June 11, 2008 · 4 Comments

We’re blind.

Or stupid.

Great local content is staring newspapers in the face … and we can’t see it. Or we choose not to see it.

Hundreds of thousands of videos are uploaded daily on YouTube. Every MINUTE of every day, ten HOURS of new video is uploaded, YouTube says.

In one month alone (January 2008), nearly 79 million viewers, or a third of all online viewers in the U.S., watched more than three billion user-posted videos on YouTube, according to Fortune.cnn.com.

That’s a ton of content.

And you’d be surprised how much of it is local.

Yes, there is lots of garbage and stuff we can’t touch due to copyright violations or good taste, but take a look at the results (chart on the left) of my one-day survey of local videos posted on YouTube today, this week, and this month:

Even if a measly 10 percent of the videos are terrific, that’s still dozens or hundreds of pieces of local content newspapers are not publishing today.

I checked out a couple days’ worth of the videos posted about Washington, D.C. in April: the D.C. Youth Outreach Fashion Show, an IRS protest (The Post had a story and pics but no video), the Man of Strength Award (a D.C. kid honored by Men Can Stop Rape for fighting violence against women and registering youth voters), the Filipino Festival, the speech of an Iranian princess, video of D.C. mail delivery circa 1903, a TC Williams High School Choir concert, a street trumpeter, a nutrition class for DC kids, etc.

Why do newspapers ignore or turn their noses up at this content?

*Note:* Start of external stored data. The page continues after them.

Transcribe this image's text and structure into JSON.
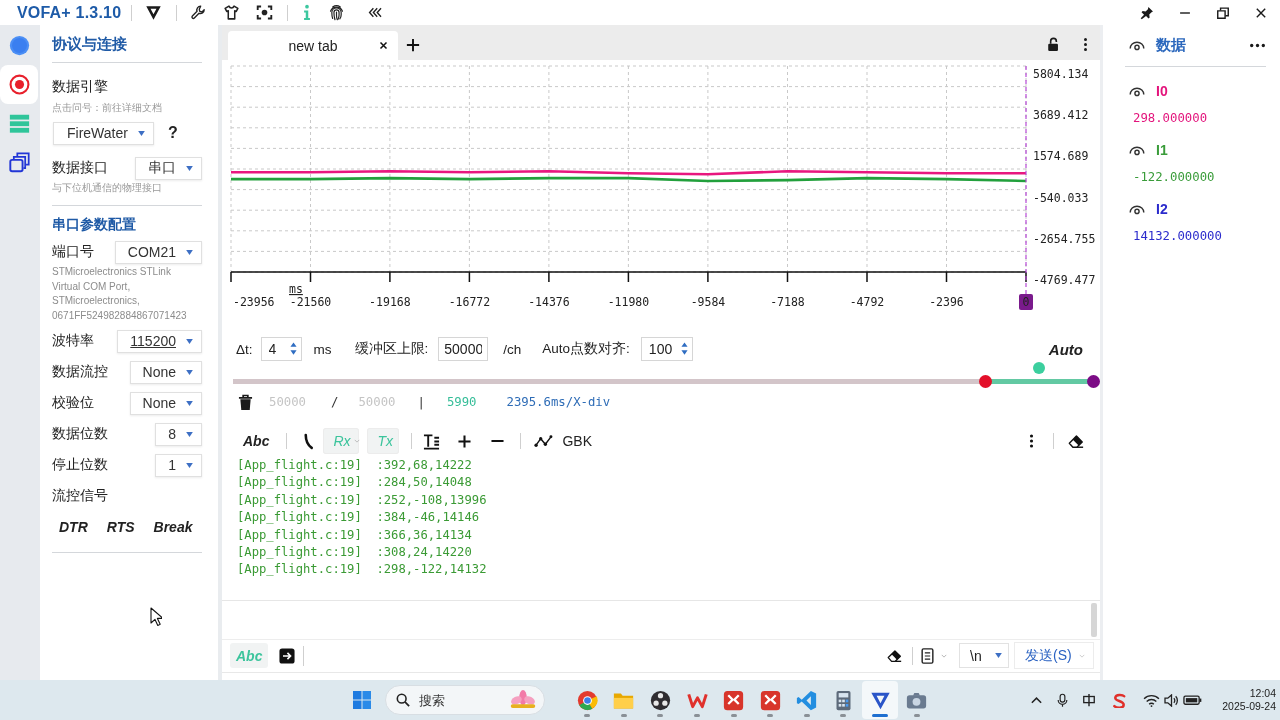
{
  "window": {
    "title": "VOFA+ 1.3.10"
  },
  "nav_rail": [
    {
      "kind": "circle",
      "selected": false
    },
    {
      "kind": "record",
      "selected": true
    },
    {
      "kind": "list",
      "selected": false
    },
    {
      "kind": "windows",
      "selected": false
    }
  ],
  "settings_panel": {
    "title": "协议与连接",
    "engine": {
      "label": "数据引擎",
      "hint": "点击问号：前往详细文档",
      "value": "FireWater",
      "help": "?"
    },
    "interface": {
      "label": "数据接口",
      "value": "串口",
      "hint": "与下位机通信的物理接口"
    },
    "serial_title": "串口参数配置",
    "port": {
      "label": "端口号",
      "value": "COM21",
      "description": "STMicroelectronics STLink Virtual COM Port, STMicroelectronics, 0671FF524982884867071423"
    },
    "params": [
      {
        "label": "波特率",
        "value": "115200",
        "kind": "editable"
      },
      {
        "label": "数据流控",
        "value": "None",
        "kind": "select"
      },
      {
        "label": "校验位",
        "value": "None",
        "kind": "select"
      },
      {
        "label": "数据位数",
        "value": "8",
        "kind": "select"
      },
      {
        "label": "停止位数",
        "value": "1",
        "kind": "select"
      }
    ],
    "signals_label": "流控信号",
    "signals": [
      "DTR",
      "RTS",
      "Break"
    ]
  },
  "tabs": [
    {
      "label": "new tab",
      "selected": true
    }
  ],
  "chart": {
    "chart_data": {
      "type": "line",
      "xlabel": "ms",
      "x": [
        -23956,
        -21560,
        -19168,
        -16772,
        -14376,
        -11980,
        -9584,
        -7188,
        -4792,
        -2396,
        0
      ],
      "series": [
        {
          "color": "#e8177f",
          "values": [
            350,
            350,
            400,
            350,
            400,
            300,
            250,
            400,
            350,
            300,
            300
          ]
        },
        {
          "color": "#22a03c",
          "values": [
            0,
            0,
            50,
            0,
            50,
            50,
            -100,
            -50,
            50,
            0,
            -100
          ]
        }
      ],
      "xlim": [
        -23956,
        0
      ],
      "ylim": [
        -4769.477,
        5804.134
      ],
      "xticks": [
        -23956,
        -21560,
        -19168,
        -16772,
        -14376,
        -11980,
        -9584,
        -7188,
        -4792,
        -2396,
        0
      ],
      "yticks": [
        5804.134,
        3689.412,
        1574.689,
        -540.033,
        -2654.755,
        -4769.477
      ],
      "grid": true
    }
  },
  "acquisition": {
    "dt_label": "Δt:",
    "dt_value": "4",
    "dt_unit": "ms",
    "buffer_label": "缓冲区上限:",
    "buffer_value": "50000",
    "buffer_unit": "/ch",
    "align_label": "Auto点数对齐:",
    "align_value": "100",
    "mode": "Auto"
  },
  "range_slider": {
    "handles": [
      {
        "level": 0.874,
        "color": "#e3102a"
      },
      {
        "level": 1,
        "color": "#7c0c86"
      }
    ]
  },
  "stats": {
    "received": "50000",
    "separator": "/",
    "capacity": "50000",
    "divider": "|",
    "points": "5990",
    "scale": "2395.6ms/X-div"
  },
  "terminal": {
    "format_label": "Abc",
    "rx": {
      "label": "Rx",
      "on": true
    },
    "tx": {
      "label": "Tx",
      "on": true
    },
    "encoding": "GBK",
    "lines": [
      "[App_flight.c:19]  :392,68,14222",
      "[App_flight.c:19]  :284,50,14048",
      "[App_flight.c:19]  :252,-108,13996",
      "[App_flight.c:19]  :384,-46,14146",
      "[App_flight.c:19]  :366,36,14134",
      "[App_flight.c:19]  :308,24,14220",
      "[App_flight.c:19]  :298,-122,14132"
    ]
  },
  "send_bar": {
    "format_label": "Abc",
    "line_ending": "\\n",
    "send_button": "发送(S)"
  },
  "data_panel": {
    "title": "数据",
    "channels": [
      {
        "name": "I0",
        "value": "298.000000",
        "color": "#e3147c",
        "visible": true
      },
      {
        "name": "I1",
        "value": "-122.000000",
        "color": "#3a9c3a",
        "visible": true
      },
      {
        "name": "I2",
        "value": "14132.000000",
        "color": "#2b2bcc",
        "visible": true
      }
    ]
  },
  "taskbar": {
    "search_placeholder": "搜索",
    "apps": [
      {
        "kind": "browser",
        "selected": false
      },
      {
        "kind": "folder",
        "selected": false
      },
      {
        "kind": "disc",
        "selected": false
      },
      {
        "kind": "zigzag",
        "selected": false
      },
      {
        "kind": "tile",
        "selected": false
      },
      {
        "kind": "tile",
        "selected": false
      },
      {
        "kind": "ribbon",
        "selected": false
      },
      {
        "kind": "calculator",
        "selected": false
      },
      {
        "kind": "vlogo",
        "selected": true
      },
      {
        "kind": "camera",
        "selected": false
      }
    ],
    "time": "12:04",
    "date": "2025-09-24"
  }
}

Beats me.

Editors can’t use their favorite excuse for not publishing bloggers (“it’s not professional or necessarily accurate and they could damage our credibility” – all the while ignoring the fact that THEY could choose which blogs to publish).

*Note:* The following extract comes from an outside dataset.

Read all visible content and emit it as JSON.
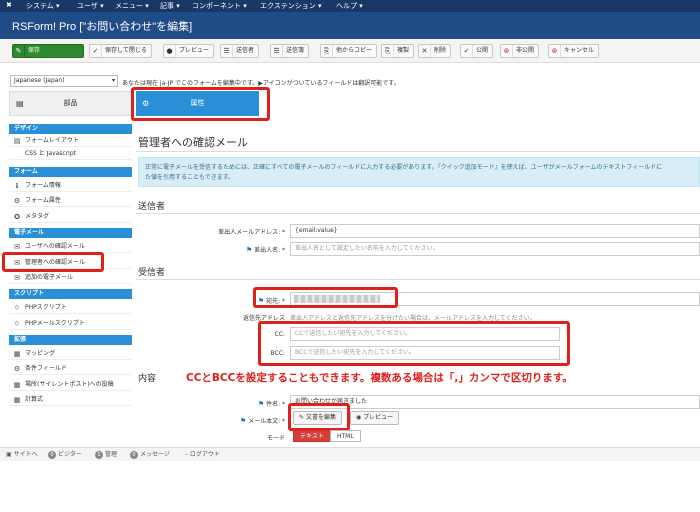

No, video is pretty straightforward. Videos are, with rare exceptions, a pure record of an event.

It’s free, it’s local, it’s often creative, and, most importantly, it speaks to the lives of real people, especially the folks we’re not reaching with our websites or our newspapers.

Publishing local video bloggers would be like having dozensof additional eyes on the street.

So let’s start publishing local user-generated videos on our newspaper websites. And not in the ghettos where we hide local bloggers. Put them on the theme-appropriate pages: local news videos on the news pages, sports on sports, entertainment on entertainment, etc.

And then let’s get crazy and put screen grabs of the best local videos in in the newspapers themselves. Again, in the theme-appropriate sections.

If we don’t do it, someone else will.

If local TV stations ever wake up, they will realize this is their turf and they will start putting UGC videos on their websites and broadcast them on their news programs. We will rue the day we missed our chance.

Go for it, folks. Today. Before it’s too late.